Activists criticise City for covering Lainchaur ground with artificial turfKathmandu metropolis has tasked Ncell with developing a ‘park’ on the ground spread over 0.45 hectares from Dairy Development Corporation to Shanti Vidyagriha Secondary School.
Seventy-five years old Bhim Kumari Khatri of Sorhakhutte still remembers going to Lainchaur ground and soaking in the sun during the winter in her childhood days. She along with her family members and neighbours would spend most of their winter days on the ground chatting and playing.
“Now it’s fenced from all sides. Instead of plants and greenery they have converted it into an artificial park with synthetic turf. They say they are making a football ground and a basketball court here, ” said Khatri, who runs a small shop on the western edge of the ground.
“I don’t know if they will allow us to go inside. Initially I had thought they were going to make a natural park like the one at Narayanchaur in Naxal, but Lainchaur now looks like a cage,” said Khatri.
Lainchaur ground had given shelter to hundreds of families during the 2015 earthquakes. People pitched tents and lived on the ground for several weeks after the earthquake.
Another local from Samakhushi, Pavitra Bajracharya, 63, also expressed his unhappiness over the new look of the ground. “I grew up playing football here on the muddy ground. This was also the place for farmers to put their freshly harvested paddy to dry in the sun. Now that they have fenced it and laid a new turf, I doubt they will allow us in anymore,” said Bajracharya, a social worker.
Officials said over 80 percent of the Lainchaur ground will be a mini football ground and the remaining a basketball court. And they are also constructing a park for children and an open gym on the ground.
Locals, conservationists and environmentalists have termed the work myopic.
“The City should have taken a natural approach to beautify its public spaces,” said Ganapati Lal Shrestha, one of the campaigners of ‘Occupy Tundikhel’ campaign in 2019, which was launched to reclaim the vast encroached open public space in the heart of the city.
“This clearly shows the insensitivity of the City and its mayor [Bidya Sundar] Shakya,” added Shrestha, while urging everyone to protest against the City’s such moves.
According to City officials, they have given the ground spread over nine ropani [0.45 hectare] between the Dairy Development Corporation and Shanti Vidyagriha Secondary School to Ncell Axiata Limited for beautification under the latter’s corporate social responsibility.
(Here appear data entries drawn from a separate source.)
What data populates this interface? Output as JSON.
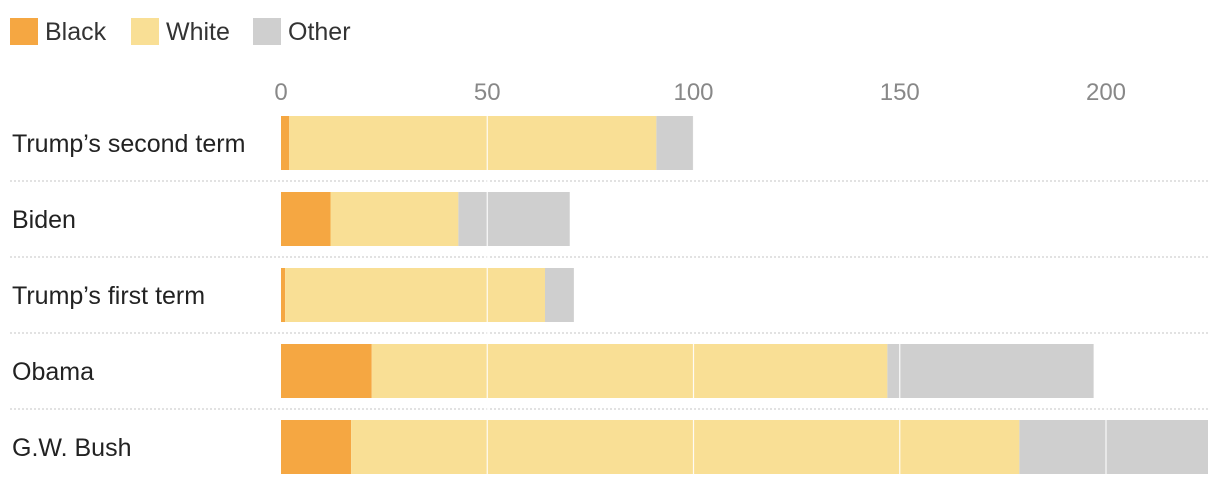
{
  "chart_data": {
    "type": "bar",
    "orientation": "horizontal",
    "stacked": true,
    "categories": [
      "Trump’s second term",
      "Biden",
      "Trump’s first term",
      "Obama",
      "G.W. Bush"
    ],
    "series": [
      {
        "name": "Black",
        "color": "#f5a742",
        "values": [
          2,
          12,
          1,
          22,
          17
        ]
      },
      {
        "name": "White",
        "color": "#f9df95",
        "values": [
          89,
          31,
          63,
          125,
          162
        ]
      },
      {
        "name": "Other",
        "color": "#cfcfcf",
        "values": [
          9,
          27,
          7,
          50,
          46
        ]
      }
    ],
    "xticks": [
      "0",
      "50",
      "100",
      "150",
      "200"
    ],
    "xlim": [
      0,
      225
    ],
    "grid": true,
    "legend": "top-left"
  }
}
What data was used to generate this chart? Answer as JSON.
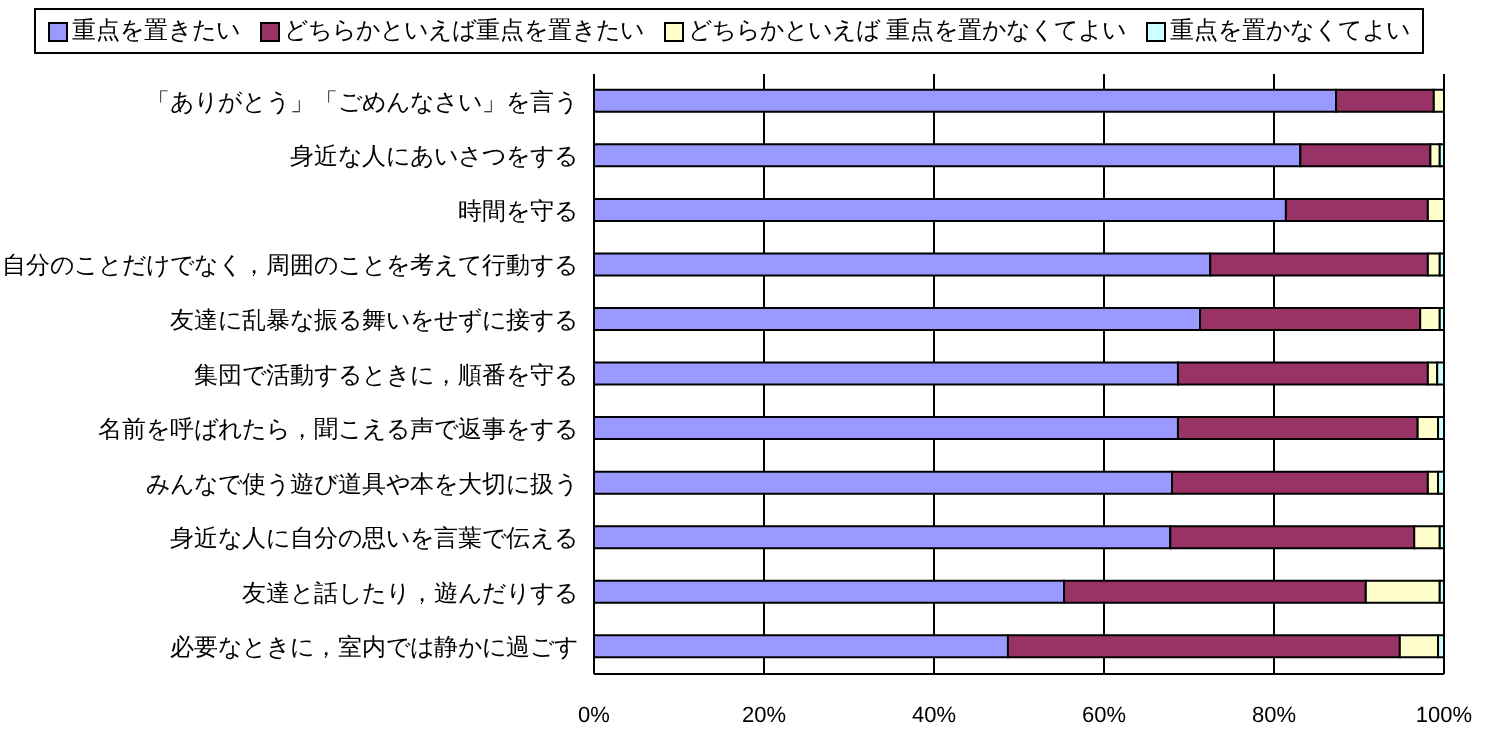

Khem Raj Tiwari, chairman of the City’s Ward 26, where the ground is located, said Ncell has spent around Rs 50 million to convert the Lainchaur ground into a park. He said his ward has signed a Memorandum of Understanding with Ncell.
“For many years it was a neglected piece of land. Actually Mayor Shakya was planning to convert a part of the ground into an elevator parking lot, but we wanted to make it a better place,” said Tiwari.
“This space has remained a playground and we are just making it better,” added Tiwari.
A press statement on the Ncell website says they are beautifying the ground into a park under its corporate social responsibility initiative. Ncell has been maintaining greenery along the 10.5km stretch of the Koteshwar-Kalanki section of the Ring Road.
But not only the locals and heritage activists, environmentalists are also unhappy with the new look of the Launchaur ground. Bhusan Tuladhar, an environmentalist who closely follows urban issues including pollution called it unfortunate. “They should have promoted natural greenery, not artificial.”
“Kathmandu has already turned into a concrete city and natural spaces are shrinking by the day. Kathmandu’s bird habitats have almost disappeared so we should be working to create natural spaces.”
Nabin Adhikari, the owner of Ishara Services, the firm tasked by Ncell with beautifying the park said they have constructed 12 wells, each 12 feet deep, for recharging groundwater. He also said they have simply leveled the ground and laid artificial turf on it without using cement or concrete.
“We are going to plant over 40 plants of different varieties including trees and hedges,” said Adhikari.
Bajracharya, the local, meanwhile, worried whether the ground would remain open to commoners. “They have already deployed a guard and soon they might lock the gate and allow in only select people,” he said.